HEALTH CARE—NOT SICK CARE

Dec 5, 2011

HEALTH CARE—NOT SICK CARE

 

Sometimes I get discouraged when I think about our Health Care System. It seems to me the emphasis is on Sick Care. You are encouraged to see the doctor because you are SICK. Can you imagine seeing your doctor saying, “I feel good most all the time, but I want to know how to stay this way until I die.” Your doctor may very well say, “I have a waiting room full of sick people. Come back to see me when you are SICK.”

 

I believe we need a new paradigm in medicine, one in which physicians are concerned about keeping our patients well instead of just treating disease. Just because one is healthy is not the same as absence of disease. We need to think about upstream medicine, looking for the reasons we get sick. When we see dead fish in the river or poisons or trash or other pollutants, we go up river and look for the source of the problem. We need to do the same in medicine. Doctors need to be asking the question, “Why did this patient get sick? Why did he have a heart attack at 48 or 58? What could have been done to prevent this from happening?”

 

But we are so involved with caring for this medical emergency now we forget to ask, “Why did this happen?” Doctors are not paid to figure out WHY they are paid to get us well when we are sick.

 

I believe we have adolescent diseases that cause adult / geriatric results. Some adolescent diseases are: eating too much fast food, not exercising, obesity, computer games, smoking, and drugs. And the consequences are seen 30 or 40 years later.

 

The evolution of our medical care system can be understood when we consider the history of medicine. In the late 1800’s it was discovered that a certain germ caused a certain disease. The tuberculosis germ caused TB. The pneumococcal germ caused pneumococcal pneumonia. In 1865 Louis Pasture discovered that microbes (germs) can cause infectious disease.

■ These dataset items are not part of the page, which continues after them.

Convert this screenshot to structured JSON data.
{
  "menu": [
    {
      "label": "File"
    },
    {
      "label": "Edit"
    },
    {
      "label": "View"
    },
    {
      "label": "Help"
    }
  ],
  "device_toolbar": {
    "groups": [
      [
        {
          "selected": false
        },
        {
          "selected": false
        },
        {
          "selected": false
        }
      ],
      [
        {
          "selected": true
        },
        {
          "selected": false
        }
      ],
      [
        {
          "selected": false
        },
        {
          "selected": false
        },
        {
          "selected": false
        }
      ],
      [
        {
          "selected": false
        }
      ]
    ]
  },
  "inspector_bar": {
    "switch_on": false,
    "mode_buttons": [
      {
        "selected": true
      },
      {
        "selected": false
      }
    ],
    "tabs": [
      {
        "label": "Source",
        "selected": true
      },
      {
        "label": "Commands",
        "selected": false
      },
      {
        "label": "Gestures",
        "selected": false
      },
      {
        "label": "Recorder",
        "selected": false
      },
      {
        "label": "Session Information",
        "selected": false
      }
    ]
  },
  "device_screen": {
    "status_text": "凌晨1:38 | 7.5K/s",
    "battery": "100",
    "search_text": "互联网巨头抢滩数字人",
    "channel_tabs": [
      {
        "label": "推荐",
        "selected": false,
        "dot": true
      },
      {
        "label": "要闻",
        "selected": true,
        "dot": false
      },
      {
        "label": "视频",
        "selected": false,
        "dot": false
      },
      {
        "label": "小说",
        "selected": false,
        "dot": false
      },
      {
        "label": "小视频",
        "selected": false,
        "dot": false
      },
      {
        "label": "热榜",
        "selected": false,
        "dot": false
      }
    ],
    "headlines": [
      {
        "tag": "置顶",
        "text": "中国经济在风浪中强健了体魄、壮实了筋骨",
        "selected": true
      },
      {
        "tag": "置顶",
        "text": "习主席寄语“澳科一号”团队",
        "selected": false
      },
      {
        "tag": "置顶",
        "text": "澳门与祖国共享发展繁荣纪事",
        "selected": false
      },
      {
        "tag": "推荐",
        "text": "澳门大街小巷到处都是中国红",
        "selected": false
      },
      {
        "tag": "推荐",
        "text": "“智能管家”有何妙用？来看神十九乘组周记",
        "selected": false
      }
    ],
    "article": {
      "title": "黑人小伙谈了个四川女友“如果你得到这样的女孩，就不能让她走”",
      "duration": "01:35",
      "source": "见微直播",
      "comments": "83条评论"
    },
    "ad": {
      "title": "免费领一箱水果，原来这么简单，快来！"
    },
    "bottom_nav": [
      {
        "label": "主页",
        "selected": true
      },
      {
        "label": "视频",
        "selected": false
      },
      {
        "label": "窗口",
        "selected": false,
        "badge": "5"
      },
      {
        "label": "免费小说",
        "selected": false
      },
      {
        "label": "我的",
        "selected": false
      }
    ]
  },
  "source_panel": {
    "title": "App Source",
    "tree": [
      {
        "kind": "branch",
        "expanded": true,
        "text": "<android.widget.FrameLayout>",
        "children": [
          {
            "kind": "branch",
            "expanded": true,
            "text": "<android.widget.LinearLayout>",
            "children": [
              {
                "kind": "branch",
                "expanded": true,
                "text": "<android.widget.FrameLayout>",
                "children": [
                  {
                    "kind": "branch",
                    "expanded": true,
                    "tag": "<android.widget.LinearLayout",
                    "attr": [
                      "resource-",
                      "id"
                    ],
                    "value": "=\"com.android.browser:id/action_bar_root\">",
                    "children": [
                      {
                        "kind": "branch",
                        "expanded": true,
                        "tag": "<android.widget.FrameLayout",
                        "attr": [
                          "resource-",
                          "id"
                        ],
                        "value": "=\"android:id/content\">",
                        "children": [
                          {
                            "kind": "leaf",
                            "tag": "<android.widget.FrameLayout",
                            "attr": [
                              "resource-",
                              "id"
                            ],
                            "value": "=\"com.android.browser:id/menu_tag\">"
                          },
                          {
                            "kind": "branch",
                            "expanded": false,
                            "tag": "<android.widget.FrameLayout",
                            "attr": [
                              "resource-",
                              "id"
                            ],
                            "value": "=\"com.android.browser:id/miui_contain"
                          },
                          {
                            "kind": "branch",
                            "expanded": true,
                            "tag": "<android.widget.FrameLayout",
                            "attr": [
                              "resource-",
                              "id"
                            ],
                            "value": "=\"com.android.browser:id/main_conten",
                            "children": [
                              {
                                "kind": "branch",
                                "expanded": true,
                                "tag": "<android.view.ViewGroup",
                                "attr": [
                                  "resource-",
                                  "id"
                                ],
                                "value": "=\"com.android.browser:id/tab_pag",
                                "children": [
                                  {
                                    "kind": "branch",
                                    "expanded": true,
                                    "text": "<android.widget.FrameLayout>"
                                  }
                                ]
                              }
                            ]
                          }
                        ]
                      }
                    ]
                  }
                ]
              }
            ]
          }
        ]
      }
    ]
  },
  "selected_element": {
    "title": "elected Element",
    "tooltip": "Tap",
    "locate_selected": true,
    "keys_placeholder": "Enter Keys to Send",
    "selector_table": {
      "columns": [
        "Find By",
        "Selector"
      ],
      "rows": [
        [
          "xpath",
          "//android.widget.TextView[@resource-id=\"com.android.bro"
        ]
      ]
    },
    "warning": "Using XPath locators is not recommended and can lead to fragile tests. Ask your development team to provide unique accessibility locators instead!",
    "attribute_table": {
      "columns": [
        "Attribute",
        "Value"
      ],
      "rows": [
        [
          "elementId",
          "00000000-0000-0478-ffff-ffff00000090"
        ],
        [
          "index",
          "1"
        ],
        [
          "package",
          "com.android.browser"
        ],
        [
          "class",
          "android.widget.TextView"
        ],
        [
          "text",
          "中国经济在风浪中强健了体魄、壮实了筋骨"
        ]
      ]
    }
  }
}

Infectious disease can spread by the spread of microbes. This was followed by Sir Alexander Fleming’s discovery of penicillin. One may call this, “The single bullet concept. I found a germ… a problem, and there is a pill that will treat that problem. There is an external invader and we have to kill that invader.”

 

The problem is that usually the problem (the illness) is not one dimensional….there are multiple causes for why the patient is sick today. It all started 30 or 40 years ago. We cannot limit our thinking to just one cause. The patient may have pneumonia but the reason is he has smoked for 30 years. He may have heart disease but the problem started 40 years ago with too many fast food hamburgers. We need to treat diseases before they occur.